The best time to visit Quebec City is in the summer when the weather is warm and many events and festivals occur. However, the city is also beautiful in the winter, and you’ll find that the prices are lower if you visit during this time.

Best small towns between Montreal and Quebec City

Many small towns are located between Montreal and Quebec City, each with its unique charm. Some of our favorites include:

– Saint-Sauveur: This mountain town is a popular destination for skiing and snowboarding in the winter and hiking and mountain biking in the summer. There are also several spas and restaurants located in the town.

– Bromont: Located in the Eastern Townships, Bromont is known for its beautiful lakes and mountains. The town is also home to several golf courses and a large ski resort.

– Magog: Magog is a picturesque town located on Lake Memphremagog. The town is home to several art galleries, shops, and restaurants.

– Orford: Orford is a small town located in the heart of the Eastern Townships. The town is home to several hiking trails, a golf course, and a ski hill.

Where to eat between Montreal and Quebec City

There are many great places to eat between Montreal and Quebec City. However, if you’re looking for some truly exceptional cuisine, we recommend the following restaurants:

– Le Balthazar: Located in Magog, Le Balthazar is a French restaurant that serves classic dishes with a modern twist.

– Chez Muffy: located in Saint-Sauveur, Chez Muffy is a cozy restaurant specializing in traditional Quebecois dishes.

– La Piazza is an Italian restaurant located in Bromont, La Piazza, with a beautiful outdoor patio overlooking the golf course.

– L’Initiale: In Orford, L’Initiale is a Michelin-starred restaurant serving French cuisine with a modern twist.

Where to stay between Montreal and Quebec City?

There are many great places to stay between Montreal and Quebec City. However, if you’re looking for something truly special, we recommend the following hotels:

– Auberge Saint-Antoine: located in Quebec City, this hotel is housed in a converted flour mill and features beautifully appointed rooms and suites.

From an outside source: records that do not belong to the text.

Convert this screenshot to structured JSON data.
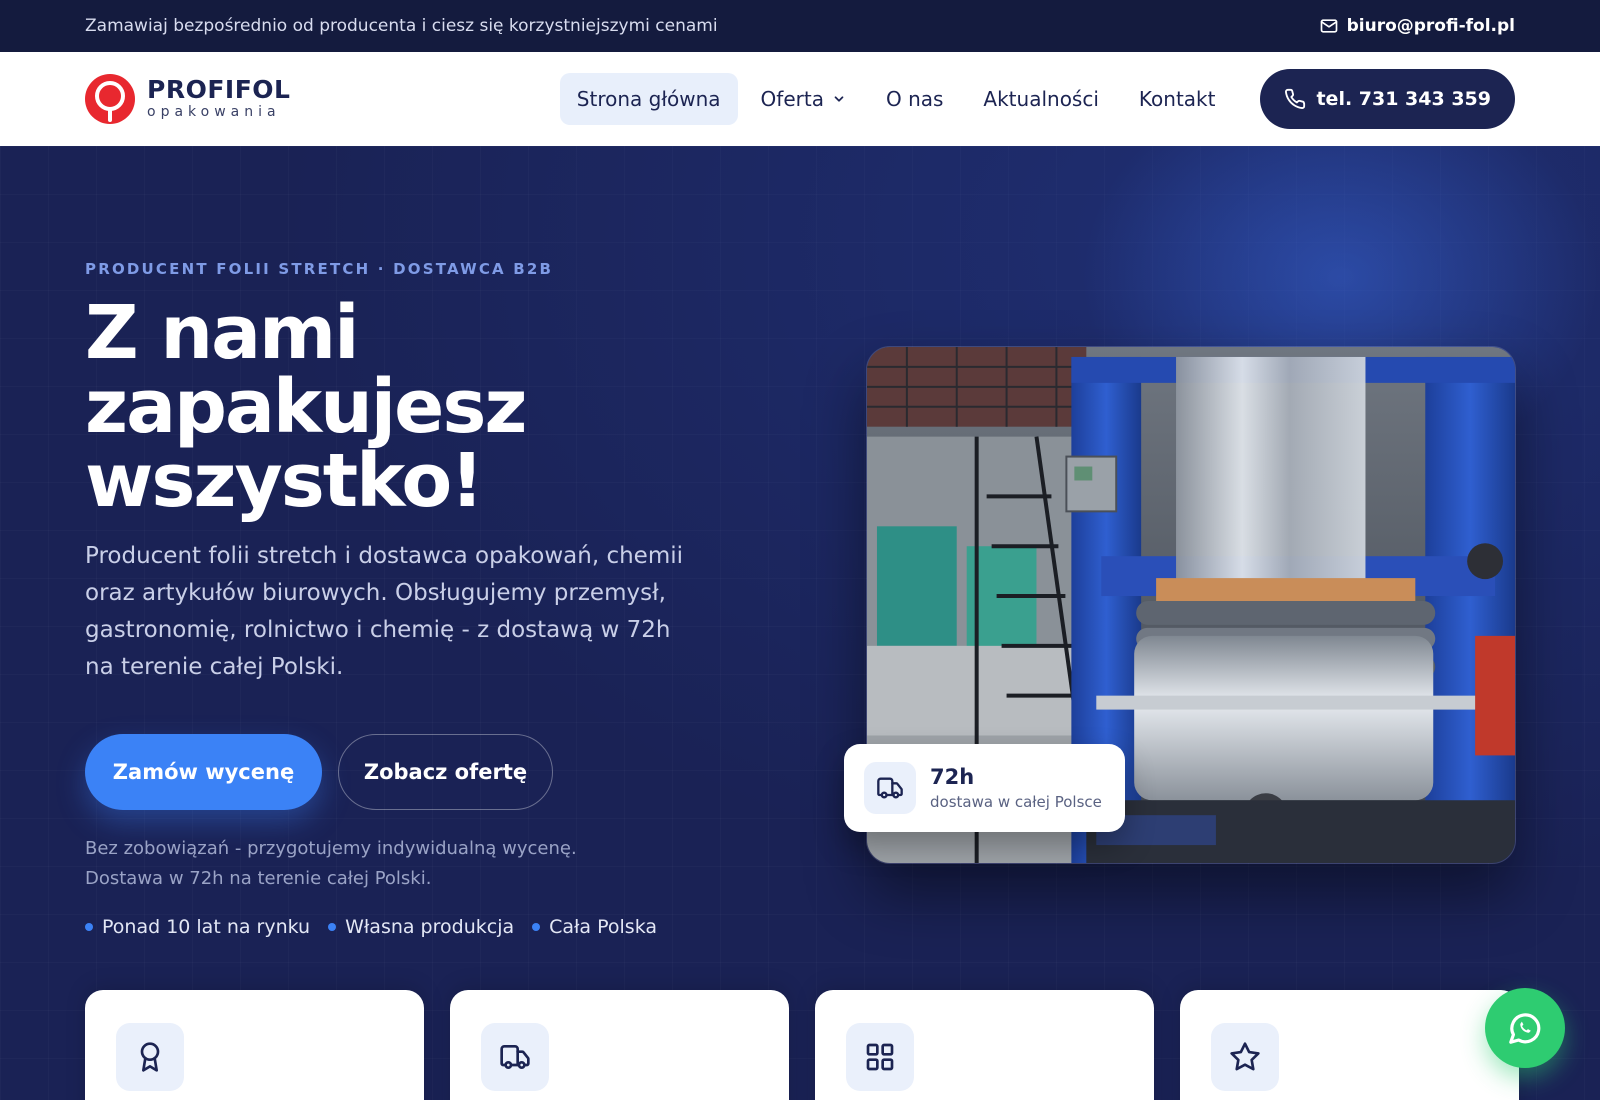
{
  "topbar": {
    "tagline": "Zamawiaj bezpośrednio od producenta i ciesz się korzystniejszymi cenami",
    "email": "biuro@profi-fol.pl"
  },
  "brand": {
    "name": "PROFIFOL",
    "subtitle": "opakowania",
    "logo_color": "#e8282f"
  },
  "nav": {
    "items": [
      {
        "label": "Strona główna",
        "active": true
      },
      {
        "label": "Oferta"
      },
      {
        "label": "O nas"
      },
      {
        "label": "Aktualności"
      },
      {
        "label": "Kontakt"
      }
    ],
    "phone_label": "tel. 731 343 359"
  },
  "hero": {
    "eyebrow": "PRODUCENT FOLII STRETCH · DOSTAWCA B2B",
    "headline": "Z nami zapakujesz wszystko!",
    "lead": "Producent folii stretch i dostawca opakowań, chemii oraz artykułów biurowych. Obsługujemy przemysł, gastronomię, rolnictwo i chemię - z dostawą w 72h na terenie całej Polski.",
    "primary_cta": "Zamów wycenę",
    "secondary_cta": "Zobacz ofertę",
    "note_line1": "Bez zobowiązań - przygotujemy indywidualną wycenę.",
    "note_line2": "Dostawa w 72h na terenie całej Polski.",
    "bullets": [
      "Ponad 10 lat na rynku",
      "Własna produkcja",
      "Cała Polska"
    ],
    "badge": {
      "value": "72h",
      "text": "dostawa w całej Polsce",
      "icon": "truck-icon"
    }
  },
  "feature_cards": [
    {
      "icon": "award-icon"
    },
    {
      "icon": "truck-icon"
    },
    {
      "icon": "grid-icon"
    },
    {
      "icon": "star-icon"
    }
  ],
  "colors": {
    "navy": "#1c2452",
    "hero_bg": "#1a2255",
    "accent_blue": "#3b82f6",
    "whatsapp_green": "#2ecc71"
  }
}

– Hôtel Le Germain Québec: located in Quebec City, this hotel is centrally located and features a modern design.

– Hôtel Champlain: This hotel is located in Orford, on beautiful lakefront property and features a spa and outdoor pool.

– Fairmont Château Frontenac: located in Quebec City, this hotel is situated in a historic castle and overlooks the St. Lawrence River.

Driving from Montreal to Quebec city in winter

If you’re planning on driving from Montreal to Quebec City in the winter, it’s important to be prepared for the conditions. The roads can be icy and snow-covered, so ensure you have a good set of tires and a full gas tank. It’s also a good idea to pack a blanket and some snacks in case you get stranded.

Montreal to Quebec city via route 138

The most direct route from Montreal to Quebec City is via Route 138. This road takes you through the heart of the Laurentian Mountains and past several scenic lakes. The drive takes approximately 2.5 hours.